Textbook rental: one of best ways for students to save money
Textbook rental services are on the rise as college students look for ways to save money when buying textbooks.
Damian Dovarganes/AP
Textbook rental is becoming an increasingly popular choice for college students, who’ve seen book prices surge in recent years.
Students can cut their upfront costs in half by renting, rather than buying a textbook, according to the National Association of College Stores, a a trade group for textbook vendors.
And retailers across the country are responding, with local college bookstores opening their own rental services to compete with online book rental sites, like bookrenter.com, which offers free shipping and access to some 3 million titles through a partnership with Amazon.
The National Association of College Stores says about half of its 3,000 member stores will offer book rentals this year. That's some 1,500 independent college bookstores, up from only 200 to 300 last fall.
Barnes & Noble announced on Monday that it, too, would expand its pilot textbook rental program, started in January, to include all of its 637 college bookstores. Students can also rent textbooks from the company’s website.
But aren't paper textbooks (whose cost has increase at twice the rate of inflation over the last two decades, according to the Government Accountability Office) a bit, well, last semester?
For students looking for digitized alternatives, their options are growing as well.
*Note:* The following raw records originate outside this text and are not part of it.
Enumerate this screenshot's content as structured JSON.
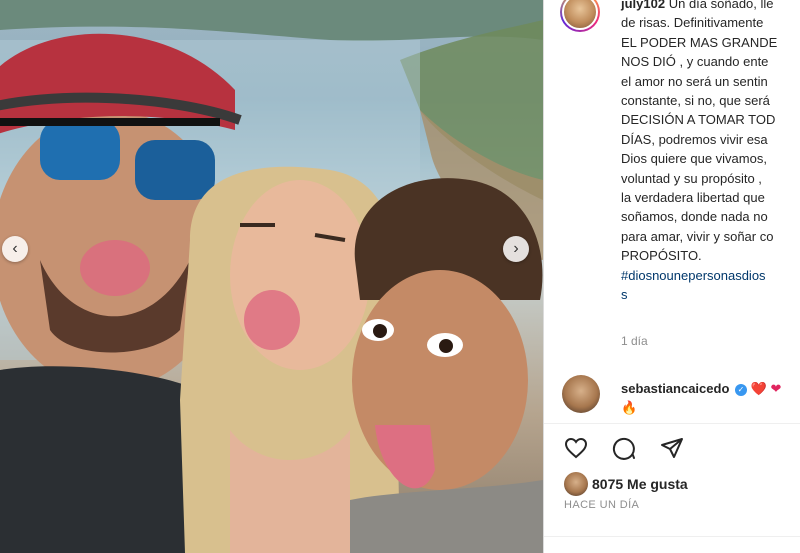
{
  "post": {
    "username": "july102",
    "caption_lines": [
      "Un día soñado, lle",
      "de risas. Definitivamente",
      "EL PODER MAS GRANDE",
      "NOS DIÓ , y cuando ente",
      "el amor no será un sentin",
      "constante, si no, que será",
      "DECISIÓN A TOMAR TOD",
      "DÍAS, podremos vivir esa",
      "Dios quiere que vivamos,",
      "voluntad y su propósito ,",
      "la verdadera libertad que",
      "soñamos, donde nada no",
      "para amar, vivir y soñar co",
      "PROPÓSITO."
    ],
    "hashtag_line1": "#diosnounepersonasdios",
    "hashtag_line2": "s",
    "time": "1 día"
  },
  "comment": {
    "username": "sebastiancaicedo",
    "emoji_inline": "❤️ ❤",
    "emoji_next": "🔥"
  },
  "likes": {
    "count_text": "8075 Me gusta",
    "ago": "HACE UN DÍA"
  },
  "icons": {
    "like": "heart-icon",
    "comment": "comment-icon",
    "share": "send-icon",
    "verified": "verified-icon"
  },
  "colors": {
    "link": "#00376b",
    "verified": "#3897f0",
    "muted": "#8e8e8e"
  }
}
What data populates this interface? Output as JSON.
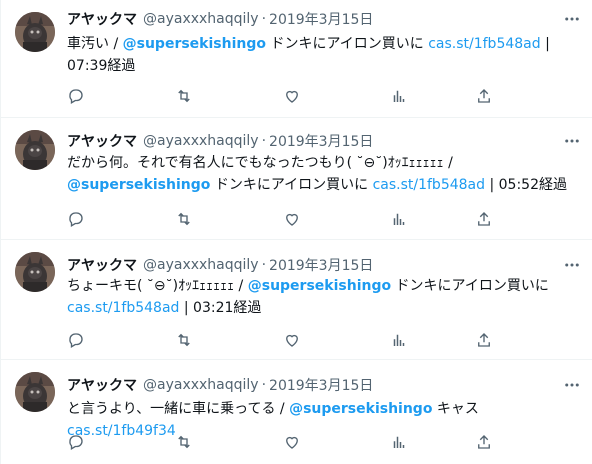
{
  "tweets": [
    {
      "name": "アヤックマ",
      "handle": "@ayaxxxhaqqily",
      "separator": "·",
      "date": "2019年3月15日",
      "text_pre": "車汚い / ",
      "mention": "@supersekishingo",
      "text_mid": " ドンキにアイロン買いに ",
      "link": "cas.st/1fb548ad",
      "text_post": " | 07:39経過"
    },
    {
      "name": "アヤックマ",
      "handle": "@ayaxxxhaqqily",
      "separator": "·",
      "date": "2019年3月15日",
      "text_pre": "だから何。それで有名人にでもなったつもり( ˘⊖˘)ｵｯｴｪｪｪｪｪ / ",
      "mention": "@supersekishingo",
      "text_mid": " ドンキにアイロン買いに ",
      "link": "cas.st/1fb548ad",
      "text_post": " | 05:52経過"
    },
    {
      "name": "アヤックマ",
      "handle": "@ayaxxxhaqqily",
      "separator": "·",
      "date": "2019年3月15日",
      "text_pre": "ちょーキモ( ˘⊖˘)ｵｯｴｪｪｪｪｪ / ",
      "mention": "@supersekishingo",
      "text_mid": " ドンキにアイロン買いに ",
      "link": "cas.st/1fb548ad",
      "text_post": " | 03:21経過"
    },
    {
      "name": "アヤックマ",
      "handle": "@ayaxxxhaqqily",
      "separator": "·",
      "date": "2019年3月15日",
      "text_pre": "と言うより、一緒に車に乗ってる / ",
      "mention": "@supersekishingo",
      "text_mid": " キャス ",
      "link": "cas.st/1fb49f34",
      "text_post": ""
    }
  ],
  "icons": [
    "more-icon",
    "reply-icon",
    "retweet-icon",
    "like-icon",
    "views-icon",
    "share-icon"
  ],
  "colors": {
    "link": "#1d9bf0",
    "secondary_text": "#536471",
    "divider": "#eff3f4"
  }
}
Last week, Barnes & Noble announced its new NOOKstudy software package, which students can download for free to access the bookseller’s digital textbooks.
The service allows students to tag, highlight, search, and take notes on their e-textbooks, and offers the option to rent a digital book for the semester at a reduced price.
Contrary to what its name suggests, NOOKstudy is not accessible from Barnes & Noble’s e-reader, the nook, or another mobile device – it can only be downloaded onto a PC or a Mac. Smaller devices are not suitable for viewing textbooks’ graphic-heavy pages, says the booksellers’ website.
The makers of Amazon’s Kindle e-reader thought they’d solved that problem with the Kindle DX, a wider version of the original e-reader designed to make reading academic texts easier.
Last year, the company gave students at seven universities access to the devices with their class materials preloaded onto them.
But as the Village Voice reported last month, the experiment didn’t go very well – several students given Kindles bought the physical textbooks for their classes instead, citing difficulty in taking notes, navigating the books, and reading the color graphics that were shown in black and white.
Of course, there is also the cost of e-readers themselves, which, at around $150 to $200 are a steep investment for any student on a budget.
Another option could be open-source textbooks, as are available on curriki.org, a nonprofit that seeks to provide "universal access to free curricula and instructional materials for grades K-12," according to its website. For college professors, though, who are generally very specific about which textbook their students work from, it could be a long time before open-source curricula are adopted widely.